Monday, June 13, 2011

Duck Eggs in Turmeric Gravy


Who says you need to buy all the ingredients when you want to cook a dish?  I can tell you that in some situations you can get all the ingredients for free.

I recently went to visit my in-laws and it just so happened that quite a few of my other in-laws were already there.  By the end of the day, we decided to say our good byes, but before that, we distributed among us things that some of us had brought from our homes; things that we either planted or reared.

One of my in-laws who reared ducks began distributing duck eggs while another one distributed coconuts she had collected from her tree in the backyard.  The eldest in-law provided some carambola and some birds eye chili and I gave them turmeric roots and leaves which were growing in abundance in my garden patch at home.  All the ingredients, when put together,  became the crucial ingredients in making "Telor Itik Masak Lemak" or Duck Eggs in Turmeric Gravy.

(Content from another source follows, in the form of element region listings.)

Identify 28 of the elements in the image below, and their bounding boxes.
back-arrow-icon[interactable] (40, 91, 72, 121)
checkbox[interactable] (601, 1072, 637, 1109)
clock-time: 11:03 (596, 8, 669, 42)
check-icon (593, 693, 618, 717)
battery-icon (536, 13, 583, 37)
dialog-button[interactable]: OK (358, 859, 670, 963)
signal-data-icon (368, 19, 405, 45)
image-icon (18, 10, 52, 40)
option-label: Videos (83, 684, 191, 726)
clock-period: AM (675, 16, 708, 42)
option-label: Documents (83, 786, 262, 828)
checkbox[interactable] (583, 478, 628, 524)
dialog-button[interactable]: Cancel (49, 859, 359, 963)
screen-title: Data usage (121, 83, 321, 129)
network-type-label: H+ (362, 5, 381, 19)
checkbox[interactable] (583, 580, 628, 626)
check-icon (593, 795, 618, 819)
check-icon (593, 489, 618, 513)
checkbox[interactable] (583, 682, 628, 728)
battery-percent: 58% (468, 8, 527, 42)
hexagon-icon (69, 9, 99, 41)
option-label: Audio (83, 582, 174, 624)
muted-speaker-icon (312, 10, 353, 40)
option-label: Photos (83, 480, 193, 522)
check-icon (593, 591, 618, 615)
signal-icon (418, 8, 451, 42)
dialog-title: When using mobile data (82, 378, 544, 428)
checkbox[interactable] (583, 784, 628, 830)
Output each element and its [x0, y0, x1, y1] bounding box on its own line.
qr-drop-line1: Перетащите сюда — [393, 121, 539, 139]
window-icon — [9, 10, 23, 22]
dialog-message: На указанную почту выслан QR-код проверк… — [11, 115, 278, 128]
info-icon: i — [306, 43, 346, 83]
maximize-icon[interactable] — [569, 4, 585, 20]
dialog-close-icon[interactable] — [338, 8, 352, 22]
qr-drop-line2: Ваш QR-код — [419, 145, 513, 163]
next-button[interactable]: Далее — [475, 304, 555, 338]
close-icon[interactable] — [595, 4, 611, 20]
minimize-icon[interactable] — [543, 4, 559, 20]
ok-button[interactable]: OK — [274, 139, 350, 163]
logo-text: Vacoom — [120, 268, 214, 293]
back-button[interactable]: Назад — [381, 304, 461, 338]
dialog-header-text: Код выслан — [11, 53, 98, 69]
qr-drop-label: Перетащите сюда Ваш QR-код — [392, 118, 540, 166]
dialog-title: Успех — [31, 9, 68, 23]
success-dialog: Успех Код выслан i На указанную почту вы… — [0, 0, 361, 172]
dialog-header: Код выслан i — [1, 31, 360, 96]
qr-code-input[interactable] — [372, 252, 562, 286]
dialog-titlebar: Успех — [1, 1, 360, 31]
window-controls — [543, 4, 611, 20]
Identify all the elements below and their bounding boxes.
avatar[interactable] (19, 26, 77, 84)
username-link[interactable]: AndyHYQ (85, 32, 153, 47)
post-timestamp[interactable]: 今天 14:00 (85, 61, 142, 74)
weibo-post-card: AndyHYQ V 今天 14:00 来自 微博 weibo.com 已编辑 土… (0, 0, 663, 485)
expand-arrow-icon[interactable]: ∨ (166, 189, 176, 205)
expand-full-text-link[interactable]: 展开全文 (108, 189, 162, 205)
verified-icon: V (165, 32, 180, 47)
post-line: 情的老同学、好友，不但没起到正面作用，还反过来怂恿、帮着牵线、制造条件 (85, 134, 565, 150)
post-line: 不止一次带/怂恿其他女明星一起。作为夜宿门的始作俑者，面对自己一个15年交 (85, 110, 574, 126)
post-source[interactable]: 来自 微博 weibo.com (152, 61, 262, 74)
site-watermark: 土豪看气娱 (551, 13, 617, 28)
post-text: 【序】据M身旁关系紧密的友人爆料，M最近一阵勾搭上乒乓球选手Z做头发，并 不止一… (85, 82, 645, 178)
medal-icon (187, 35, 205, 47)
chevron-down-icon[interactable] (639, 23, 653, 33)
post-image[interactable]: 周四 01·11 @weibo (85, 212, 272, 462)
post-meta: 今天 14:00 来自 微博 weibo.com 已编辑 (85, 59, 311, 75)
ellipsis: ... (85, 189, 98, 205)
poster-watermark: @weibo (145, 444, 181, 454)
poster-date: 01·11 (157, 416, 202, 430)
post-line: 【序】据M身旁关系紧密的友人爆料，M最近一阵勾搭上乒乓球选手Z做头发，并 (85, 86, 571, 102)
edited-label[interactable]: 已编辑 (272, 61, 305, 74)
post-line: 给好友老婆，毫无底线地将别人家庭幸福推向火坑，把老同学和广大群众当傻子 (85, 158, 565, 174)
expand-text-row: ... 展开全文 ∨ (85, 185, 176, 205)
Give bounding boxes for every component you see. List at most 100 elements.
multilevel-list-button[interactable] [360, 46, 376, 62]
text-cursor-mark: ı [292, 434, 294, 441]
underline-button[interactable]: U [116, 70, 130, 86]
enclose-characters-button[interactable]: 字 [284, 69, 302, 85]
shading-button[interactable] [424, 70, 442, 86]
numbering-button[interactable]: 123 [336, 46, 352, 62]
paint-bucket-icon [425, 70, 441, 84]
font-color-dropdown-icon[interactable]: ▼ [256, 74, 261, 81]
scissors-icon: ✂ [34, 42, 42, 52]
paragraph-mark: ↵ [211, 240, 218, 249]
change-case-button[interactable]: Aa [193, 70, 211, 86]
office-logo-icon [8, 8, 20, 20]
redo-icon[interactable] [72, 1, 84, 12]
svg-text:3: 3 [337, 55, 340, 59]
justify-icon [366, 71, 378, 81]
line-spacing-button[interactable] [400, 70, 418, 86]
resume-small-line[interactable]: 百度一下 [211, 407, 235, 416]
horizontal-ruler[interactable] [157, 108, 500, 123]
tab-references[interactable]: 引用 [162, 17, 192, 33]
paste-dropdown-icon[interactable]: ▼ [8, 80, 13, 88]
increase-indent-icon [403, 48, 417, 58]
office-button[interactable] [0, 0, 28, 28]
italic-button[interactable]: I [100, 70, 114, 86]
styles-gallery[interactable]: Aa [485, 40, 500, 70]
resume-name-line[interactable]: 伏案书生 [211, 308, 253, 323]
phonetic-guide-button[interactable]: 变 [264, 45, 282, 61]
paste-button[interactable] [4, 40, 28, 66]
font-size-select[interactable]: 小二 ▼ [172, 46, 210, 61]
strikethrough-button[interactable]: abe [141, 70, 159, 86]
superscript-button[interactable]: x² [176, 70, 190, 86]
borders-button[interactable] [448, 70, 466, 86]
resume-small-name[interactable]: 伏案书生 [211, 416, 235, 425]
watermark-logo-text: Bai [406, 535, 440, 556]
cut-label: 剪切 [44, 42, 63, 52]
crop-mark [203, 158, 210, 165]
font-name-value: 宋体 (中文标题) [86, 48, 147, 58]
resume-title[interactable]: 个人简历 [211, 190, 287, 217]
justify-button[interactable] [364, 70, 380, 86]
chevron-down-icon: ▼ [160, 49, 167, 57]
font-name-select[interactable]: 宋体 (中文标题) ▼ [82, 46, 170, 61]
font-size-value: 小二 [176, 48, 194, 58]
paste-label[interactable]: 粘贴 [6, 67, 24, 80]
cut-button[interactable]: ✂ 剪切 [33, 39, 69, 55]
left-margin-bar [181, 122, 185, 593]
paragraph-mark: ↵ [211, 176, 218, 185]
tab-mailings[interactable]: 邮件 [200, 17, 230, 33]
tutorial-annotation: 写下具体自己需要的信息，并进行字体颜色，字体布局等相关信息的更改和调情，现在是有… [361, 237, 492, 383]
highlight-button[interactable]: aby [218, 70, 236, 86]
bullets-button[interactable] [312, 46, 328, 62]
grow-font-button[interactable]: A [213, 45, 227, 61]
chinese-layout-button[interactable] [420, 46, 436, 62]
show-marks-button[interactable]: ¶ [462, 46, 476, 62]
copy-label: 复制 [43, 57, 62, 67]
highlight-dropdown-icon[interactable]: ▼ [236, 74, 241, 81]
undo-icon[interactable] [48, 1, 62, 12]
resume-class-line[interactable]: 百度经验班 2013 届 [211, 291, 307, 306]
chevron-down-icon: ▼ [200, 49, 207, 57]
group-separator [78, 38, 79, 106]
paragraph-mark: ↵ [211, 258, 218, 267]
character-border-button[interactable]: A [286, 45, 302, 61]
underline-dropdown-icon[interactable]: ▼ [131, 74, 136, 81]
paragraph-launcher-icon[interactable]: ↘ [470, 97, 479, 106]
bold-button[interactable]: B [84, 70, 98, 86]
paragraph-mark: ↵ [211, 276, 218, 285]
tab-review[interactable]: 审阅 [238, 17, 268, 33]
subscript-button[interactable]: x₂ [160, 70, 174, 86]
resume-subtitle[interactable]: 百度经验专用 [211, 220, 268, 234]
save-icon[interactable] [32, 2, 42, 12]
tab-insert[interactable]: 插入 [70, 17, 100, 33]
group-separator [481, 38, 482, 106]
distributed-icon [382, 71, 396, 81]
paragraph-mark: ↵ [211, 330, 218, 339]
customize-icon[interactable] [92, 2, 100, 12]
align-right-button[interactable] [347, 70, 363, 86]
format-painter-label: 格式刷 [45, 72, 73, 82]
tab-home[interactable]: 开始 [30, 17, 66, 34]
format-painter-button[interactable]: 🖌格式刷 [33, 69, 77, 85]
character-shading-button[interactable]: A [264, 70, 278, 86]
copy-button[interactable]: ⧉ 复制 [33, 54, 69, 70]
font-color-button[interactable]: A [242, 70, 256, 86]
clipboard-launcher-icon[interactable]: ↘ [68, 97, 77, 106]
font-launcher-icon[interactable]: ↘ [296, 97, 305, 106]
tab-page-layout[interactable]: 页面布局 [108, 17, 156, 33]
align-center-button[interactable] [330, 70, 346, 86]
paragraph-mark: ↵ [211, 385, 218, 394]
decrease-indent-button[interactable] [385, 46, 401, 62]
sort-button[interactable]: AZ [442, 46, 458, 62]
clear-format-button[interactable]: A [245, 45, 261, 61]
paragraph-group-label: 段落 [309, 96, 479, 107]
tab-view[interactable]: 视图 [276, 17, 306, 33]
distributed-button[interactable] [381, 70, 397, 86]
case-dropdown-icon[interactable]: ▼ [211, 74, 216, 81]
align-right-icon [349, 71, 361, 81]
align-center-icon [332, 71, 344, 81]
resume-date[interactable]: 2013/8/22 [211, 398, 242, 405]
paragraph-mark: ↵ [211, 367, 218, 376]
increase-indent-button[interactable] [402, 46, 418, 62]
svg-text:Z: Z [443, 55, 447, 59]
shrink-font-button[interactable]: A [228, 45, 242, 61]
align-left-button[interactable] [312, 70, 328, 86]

This recipe does not focus on the idea that it is such a simple and ordinary recipe (for us over here!) but it focuses on the fact that things to cook with can be free and it can be obtained right in your backyard or the backyards of your relatives.  Nevertheless, here's the recipe!
  • 5 duck eggs
  • 750 ml coconut creamed, pressed from one coconut
  • 15 pieces carambola
  • 15 birds eye chili (less if you want less heat!)
  • 1 thumb-size turmeric root, pounded
  • 1 piece turmeric leaf, torn
Put all the ingredients into a pot and bring to a slow boil so that the coconut cream does not split.  Then break the eggs in a separate bowl, and slide them one at a time into the gravy.  Poach slowly until the eggs are totally cooked.  Best eaten hot with hot rice!